Resolving Performance ProblemsThis section will give an overview of how to determine which indexes to create and/or modify and how to modify a complex query to improve performance. As well as targeting changes to alleviate critical performance problems I will mention a few things I do to keep a database tidy and where to use best practice for performance reasons.
How indexes workThe key to creating an effective index is knowing a few basic rules about them. For more detailed information on indexes see Understanding Indexes in Books Online.
- Clustered indexes contain all the data of the table ordered by the column(s) that define the index. There can only be one clustered index per table, because the data rows themselves can only be sorted in one order.

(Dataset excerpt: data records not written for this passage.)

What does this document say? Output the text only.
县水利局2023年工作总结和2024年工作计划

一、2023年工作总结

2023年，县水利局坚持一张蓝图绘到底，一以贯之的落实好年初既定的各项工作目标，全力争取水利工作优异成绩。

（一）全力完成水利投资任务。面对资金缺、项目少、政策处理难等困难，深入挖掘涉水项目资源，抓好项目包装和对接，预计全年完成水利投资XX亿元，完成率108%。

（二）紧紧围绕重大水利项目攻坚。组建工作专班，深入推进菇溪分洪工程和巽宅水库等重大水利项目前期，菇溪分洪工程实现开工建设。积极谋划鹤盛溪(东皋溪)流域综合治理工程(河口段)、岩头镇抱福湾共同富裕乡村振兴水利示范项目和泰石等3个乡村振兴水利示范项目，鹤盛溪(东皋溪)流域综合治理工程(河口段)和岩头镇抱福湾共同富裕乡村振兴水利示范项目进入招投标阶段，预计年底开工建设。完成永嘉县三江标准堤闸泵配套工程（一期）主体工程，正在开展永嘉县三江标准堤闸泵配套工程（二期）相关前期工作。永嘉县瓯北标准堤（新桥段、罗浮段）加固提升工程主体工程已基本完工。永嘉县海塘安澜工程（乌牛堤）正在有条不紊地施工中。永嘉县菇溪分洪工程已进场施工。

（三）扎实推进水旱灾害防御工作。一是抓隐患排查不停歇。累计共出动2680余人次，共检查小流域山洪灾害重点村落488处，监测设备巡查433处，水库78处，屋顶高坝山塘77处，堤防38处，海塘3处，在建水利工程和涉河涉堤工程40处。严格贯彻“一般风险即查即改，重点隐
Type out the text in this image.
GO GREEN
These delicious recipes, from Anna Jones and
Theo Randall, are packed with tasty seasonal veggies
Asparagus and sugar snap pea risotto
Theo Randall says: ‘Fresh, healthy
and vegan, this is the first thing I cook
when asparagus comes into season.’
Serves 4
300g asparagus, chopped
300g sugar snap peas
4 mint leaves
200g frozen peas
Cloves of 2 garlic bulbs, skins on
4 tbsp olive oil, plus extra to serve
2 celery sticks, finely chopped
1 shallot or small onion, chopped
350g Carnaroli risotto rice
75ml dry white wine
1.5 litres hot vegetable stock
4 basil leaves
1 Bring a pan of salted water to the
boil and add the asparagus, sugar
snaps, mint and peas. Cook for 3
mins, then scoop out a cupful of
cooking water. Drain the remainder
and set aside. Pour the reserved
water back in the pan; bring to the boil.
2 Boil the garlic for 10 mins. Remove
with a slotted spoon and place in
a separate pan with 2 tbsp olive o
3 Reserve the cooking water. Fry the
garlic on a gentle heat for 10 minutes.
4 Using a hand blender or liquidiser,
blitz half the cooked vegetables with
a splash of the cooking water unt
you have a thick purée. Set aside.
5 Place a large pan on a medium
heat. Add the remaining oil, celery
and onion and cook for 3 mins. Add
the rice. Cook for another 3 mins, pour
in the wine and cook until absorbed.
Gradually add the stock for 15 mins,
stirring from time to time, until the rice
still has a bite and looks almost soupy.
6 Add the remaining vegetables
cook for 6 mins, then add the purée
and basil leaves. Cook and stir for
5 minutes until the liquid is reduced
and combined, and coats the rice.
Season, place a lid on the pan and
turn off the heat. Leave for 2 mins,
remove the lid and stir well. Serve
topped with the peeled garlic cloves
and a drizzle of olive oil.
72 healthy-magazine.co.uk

- The query optimizer does not generally consider more than the first three columns of an index.
- The column that is used in the WHERE clause in an equal to (=), greater than (>), less than (<), or BETWEEN search condition, or participates in a join, should be placed first. Additional columns should be ordered based on their level of distinctness, that is, from the most distinct to the least distinct.
- The less distinct a column is the less useful it becomes in an index.
- Columns in a select clause can be added to a non-clustered index as ‘Included’ columns. This places the data of the included columns on the index page and prevents the database from performing additional reads of the clustered index or heap to retrieve data not defined as an index key column. USE THIS FEATURE SPARINGLY as it increases database size and impacts performance. See below for how to use.
Creating a new index and choosing the columnsOnce you’ve identified the expensive statement in the query and you’ve determined that an index would help you need to decide how to design that index. As briefly mentioned in 7.1.1 you need to look at both the where and join clauses to find the columns used for the table needing the index. Focus first on columns involved in equality conditions (=, >, <, or BETWEEN). And second on any inequality conditions (!=,<>,NOT BETWEEN). Then order the columns within the index from most distinct to least distinct.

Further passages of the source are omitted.